Als potentielle Lösung für Intransparenz ist es essentiell Wissenslücken zu schließen und sich über Innovation zu informieren. Gesponserte Events bieten zudem eine Plattform dafür, Know-How auszutauschen. Wie das funktionieren kann, beweisen immer mehr Summits. Gipfeltreffen wie der SDG Summit, der GREENSTYLE (Responsible) Fashion Summit oder der 202030 – The Berlin Fashion Summit beschäftigen sich mit der Transformation zu einer nachhaltigen Fashion Wirtschaft durch bestehende Nachhaltigkeitsinnovationen sowie pragmatischen Richtlinien.

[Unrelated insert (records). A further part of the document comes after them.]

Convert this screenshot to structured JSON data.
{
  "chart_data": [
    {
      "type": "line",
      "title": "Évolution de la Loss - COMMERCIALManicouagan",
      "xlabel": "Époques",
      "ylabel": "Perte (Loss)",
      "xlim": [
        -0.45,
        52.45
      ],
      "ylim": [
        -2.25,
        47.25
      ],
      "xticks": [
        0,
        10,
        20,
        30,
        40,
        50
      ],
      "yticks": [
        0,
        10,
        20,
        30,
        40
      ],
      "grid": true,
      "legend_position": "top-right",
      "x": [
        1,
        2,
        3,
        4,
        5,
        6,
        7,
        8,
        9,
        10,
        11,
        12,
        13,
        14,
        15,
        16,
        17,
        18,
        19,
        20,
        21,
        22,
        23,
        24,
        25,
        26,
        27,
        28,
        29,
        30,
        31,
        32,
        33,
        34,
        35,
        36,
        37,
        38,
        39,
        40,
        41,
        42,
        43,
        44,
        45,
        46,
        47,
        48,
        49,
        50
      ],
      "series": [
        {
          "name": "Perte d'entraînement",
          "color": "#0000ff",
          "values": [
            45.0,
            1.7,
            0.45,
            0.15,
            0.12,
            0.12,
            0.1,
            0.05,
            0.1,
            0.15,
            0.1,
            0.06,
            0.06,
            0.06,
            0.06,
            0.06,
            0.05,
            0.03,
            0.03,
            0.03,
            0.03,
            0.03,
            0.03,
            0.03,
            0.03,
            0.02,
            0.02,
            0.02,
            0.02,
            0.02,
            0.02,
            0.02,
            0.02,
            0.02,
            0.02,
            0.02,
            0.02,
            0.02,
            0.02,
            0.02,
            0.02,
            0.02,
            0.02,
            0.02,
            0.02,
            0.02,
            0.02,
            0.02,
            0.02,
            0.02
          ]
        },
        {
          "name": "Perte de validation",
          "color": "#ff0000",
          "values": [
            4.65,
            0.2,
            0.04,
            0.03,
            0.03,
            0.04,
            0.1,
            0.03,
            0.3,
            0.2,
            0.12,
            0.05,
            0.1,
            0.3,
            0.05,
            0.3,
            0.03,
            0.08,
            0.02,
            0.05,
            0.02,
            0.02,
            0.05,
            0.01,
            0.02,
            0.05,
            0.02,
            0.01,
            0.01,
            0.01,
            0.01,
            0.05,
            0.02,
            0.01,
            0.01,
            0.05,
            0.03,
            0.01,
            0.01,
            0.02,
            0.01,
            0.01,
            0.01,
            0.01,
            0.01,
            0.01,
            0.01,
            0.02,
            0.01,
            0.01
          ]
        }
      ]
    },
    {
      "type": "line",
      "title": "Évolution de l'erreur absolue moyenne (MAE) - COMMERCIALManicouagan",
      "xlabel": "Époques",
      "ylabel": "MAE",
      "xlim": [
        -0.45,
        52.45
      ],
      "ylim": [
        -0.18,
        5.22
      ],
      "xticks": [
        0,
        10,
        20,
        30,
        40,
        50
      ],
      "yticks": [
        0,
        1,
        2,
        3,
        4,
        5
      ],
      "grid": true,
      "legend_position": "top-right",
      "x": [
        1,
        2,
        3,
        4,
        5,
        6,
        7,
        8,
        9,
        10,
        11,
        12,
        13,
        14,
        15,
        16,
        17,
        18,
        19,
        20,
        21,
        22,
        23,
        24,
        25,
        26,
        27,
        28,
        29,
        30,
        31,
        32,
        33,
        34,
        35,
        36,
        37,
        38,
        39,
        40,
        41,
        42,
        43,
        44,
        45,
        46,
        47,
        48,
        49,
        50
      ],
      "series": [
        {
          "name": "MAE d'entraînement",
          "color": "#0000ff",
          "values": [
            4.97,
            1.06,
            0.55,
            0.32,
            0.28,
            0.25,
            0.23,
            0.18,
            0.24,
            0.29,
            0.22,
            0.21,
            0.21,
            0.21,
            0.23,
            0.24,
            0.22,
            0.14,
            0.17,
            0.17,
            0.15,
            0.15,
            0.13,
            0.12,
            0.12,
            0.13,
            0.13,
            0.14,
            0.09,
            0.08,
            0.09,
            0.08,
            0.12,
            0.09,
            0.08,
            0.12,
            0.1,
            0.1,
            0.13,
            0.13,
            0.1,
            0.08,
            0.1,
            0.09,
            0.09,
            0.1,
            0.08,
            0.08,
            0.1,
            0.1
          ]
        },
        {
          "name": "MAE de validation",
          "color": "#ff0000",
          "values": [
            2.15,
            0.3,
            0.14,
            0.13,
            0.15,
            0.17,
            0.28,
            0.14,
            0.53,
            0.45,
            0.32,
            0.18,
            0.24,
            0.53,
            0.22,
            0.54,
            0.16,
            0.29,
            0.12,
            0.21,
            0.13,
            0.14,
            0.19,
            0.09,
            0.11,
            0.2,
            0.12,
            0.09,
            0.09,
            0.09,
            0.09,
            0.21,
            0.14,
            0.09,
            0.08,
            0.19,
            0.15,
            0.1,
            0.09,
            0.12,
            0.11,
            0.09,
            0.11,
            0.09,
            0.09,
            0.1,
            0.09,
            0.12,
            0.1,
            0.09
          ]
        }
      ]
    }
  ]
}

Als Konferenzformate diskutieren Experten so Zukunftsfragen und Nachhaltigkeitsansprüche für betroffene Branchen. Eine Teilnahme an Events wie diesen fördert also die Kompetenz von Unternehmen und legt so den Grundstein dafür, in der Zukunft tatsächlich ein glaubwürdiger Sponsor zu sein.
No-List - Statement gegen Greenwashing
Darüber hinaus können klar definierte Richtlinien helfen Greenwashing zu unterbinden. Dabei besonders wichtig: Regulierungen für die Qualifizierung von Sponsoren. Trotz Step-by-Step Mindset und Ambition nachhaltiger zu werden, gibt es Praktiken, die indiskutabel sind - für die kompromisslos Zero Tolerance herrscht. Welche Praktiken dazu gehören, zeigt unsere No-List:
- Keine Toleranz für Kinderarbeit
- Faire Löhne und Arbeitsbedingungen
- Kein Tierleid
- Keine Verwendung von toxischen Schadstoffen
Und auch die Reduktion von Emissionen, Energie- sowie Wasserverbrauch und Abfall sollte in der Planung sein. Zudem Strategien für grüne Flotten und digitalen Lösungen. Dies gilt auch für die Veranstaltung. Denn auch wenn sie im Namen der Nachhaltigkeit stehen, verursachen Events nämlich Umweltauswirkungen wie Energiekosten oder Emissionen und fördern eventuell sogar den Druck für Designer noch mehr zu produzieren.
Fazit: Sponsoring - großes Potential mit großer Verantwortung
Zwischen all den Pro- und Kontra-Argumenten wird klar, dass es keine eindeutige Antwort auf die Frage gibt, ob Sponsoring von Sustainability Events durch große Player nun Greenwashing oder Commitment ist. Doch eins ist klar, nämlich dass Nachhaltigkeit mehr Bühnen und Reichweite braucht. Und zwar durch finanzielle Unterstützung und Sichtbarkeit. Voraussetzung für ein Sponsoring mit positivem Impact ist somit, Transparenz, Richtlinien und Austausch.
Essentiell ist es dabei auch, Nachhaltigkeit als einen Prozess zu verstehen. Oder, in den Worten von Julia Leifert im Interview: "Es ist wichtig irgendwo anzufangen - 100% sind kein kurzfristiges Ziel, sondern eine Vision". Da es von Null auf Hundert keine holistische Nachhaltigkeit geben kann, ist es also wichtig, sich sukzessive zu engagieren sowie zu verbessern. Und das auch mittels Sponsoring. Positioniert sich ein großer Player transparent, wissbegierig und willensstark gegenüber Veränderung, wird Sponsoring zum legitimen Teil des Prozesses auf dem Weg zur Nachhaltigkeit.